Dem Material seien keine Grenzen gesetzt, sagt sie, und der Nutzung der künftigen Tasche, die auch bestickt werden kann, natürlich auch nicht. So zeigt ihr Regal mit Mustertaschen, dem Regal mit den kleinen Engeln gleich gegenüber, neben Handtaschen auch Ideen für Kulturtaschen, Taschentuch-Boxen und vieles andere mehr. Für Taschen kommen bei der überaus kreativen Künstlerin auch schon einmal Teppichboden oder Türgriffe für Einbauküchen zum Einsatz.

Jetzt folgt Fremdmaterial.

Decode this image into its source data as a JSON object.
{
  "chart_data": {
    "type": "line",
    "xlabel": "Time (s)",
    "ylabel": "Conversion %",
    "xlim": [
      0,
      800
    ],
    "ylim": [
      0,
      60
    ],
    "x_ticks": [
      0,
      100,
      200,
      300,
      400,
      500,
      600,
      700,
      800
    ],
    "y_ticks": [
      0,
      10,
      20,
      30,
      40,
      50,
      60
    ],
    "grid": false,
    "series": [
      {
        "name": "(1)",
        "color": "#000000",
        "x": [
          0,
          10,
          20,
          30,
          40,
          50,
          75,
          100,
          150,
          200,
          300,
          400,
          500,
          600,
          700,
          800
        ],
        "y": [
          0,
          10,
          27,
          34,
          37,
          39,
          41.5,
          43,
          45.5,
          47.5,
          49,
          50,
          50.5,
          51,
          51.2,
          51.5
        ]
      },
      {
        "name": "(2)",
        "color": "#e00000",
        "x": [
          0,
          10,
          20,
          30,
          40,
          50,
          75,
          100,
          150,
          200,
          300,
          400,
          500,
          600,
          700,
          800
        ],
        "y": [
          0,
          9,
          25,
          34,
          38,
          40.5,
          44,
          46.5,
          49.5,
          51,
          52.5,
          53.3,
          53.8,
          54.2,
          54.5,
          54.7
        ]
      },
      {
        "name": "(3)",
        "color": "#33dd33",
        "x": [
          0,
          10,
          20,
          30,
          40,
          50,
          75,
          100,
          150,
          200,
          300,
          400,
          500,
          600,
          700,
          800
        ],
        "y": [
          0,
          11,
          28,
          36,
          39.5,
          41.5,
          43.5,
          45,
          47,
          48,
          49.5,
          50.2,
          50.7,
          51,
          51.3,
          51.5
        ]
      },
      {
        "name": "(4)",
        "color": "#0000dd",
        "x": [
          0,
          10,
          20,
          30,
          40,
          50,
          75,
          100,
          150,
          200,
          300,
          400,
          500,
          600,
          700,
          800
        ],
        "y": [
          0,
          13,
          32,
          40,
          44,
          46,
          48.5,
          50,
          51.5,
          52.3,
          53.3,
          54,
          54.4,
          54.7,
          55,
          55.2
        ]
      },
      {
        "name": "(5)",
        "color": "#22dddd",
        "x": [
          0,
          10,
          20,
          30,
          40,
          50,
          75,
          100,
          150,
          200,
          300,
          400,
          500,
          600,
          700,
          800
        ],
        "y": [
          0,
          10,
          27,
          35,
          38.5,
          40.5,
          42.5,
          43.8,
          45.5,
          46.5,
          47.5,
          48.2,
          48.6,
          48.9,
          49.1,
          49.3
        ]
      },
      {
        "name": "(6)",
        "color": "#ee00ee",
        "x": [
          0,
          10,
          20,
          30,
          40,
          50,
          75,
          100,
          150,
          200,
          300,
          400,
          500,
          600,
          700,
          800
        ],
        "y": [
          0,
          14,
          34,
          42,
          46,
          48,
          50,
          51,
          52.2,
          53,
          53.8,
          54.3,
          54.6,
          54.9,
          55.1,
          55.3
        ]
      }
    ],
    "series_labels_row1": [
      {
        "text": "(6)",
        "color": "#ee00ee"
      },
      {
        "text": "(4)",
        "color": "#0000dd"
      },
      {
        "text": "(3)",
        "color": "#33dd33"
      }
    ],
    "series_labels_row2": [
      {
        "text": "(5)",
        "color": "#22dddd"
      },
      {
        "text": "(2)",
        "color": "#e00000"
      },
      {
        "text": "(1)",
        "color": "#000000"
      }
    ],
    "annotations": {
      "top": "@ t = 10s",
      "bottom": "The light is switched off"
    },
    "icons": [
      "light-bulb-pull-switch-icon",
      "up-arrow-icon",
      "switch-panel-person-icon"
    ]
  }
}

„Das hätte ich früher so auch gerne gehabt“, schwärmt sie – ein Ambiente mit fertigen Ideengebern, die der eigenen Kreativität freien Lauf geben können. „Jeder soll hier frei sein in dem, was er für sich erschaffen möchte, soll Lust und vor allem Spaß haben, hier Zeit zu verbringen“, betont sie.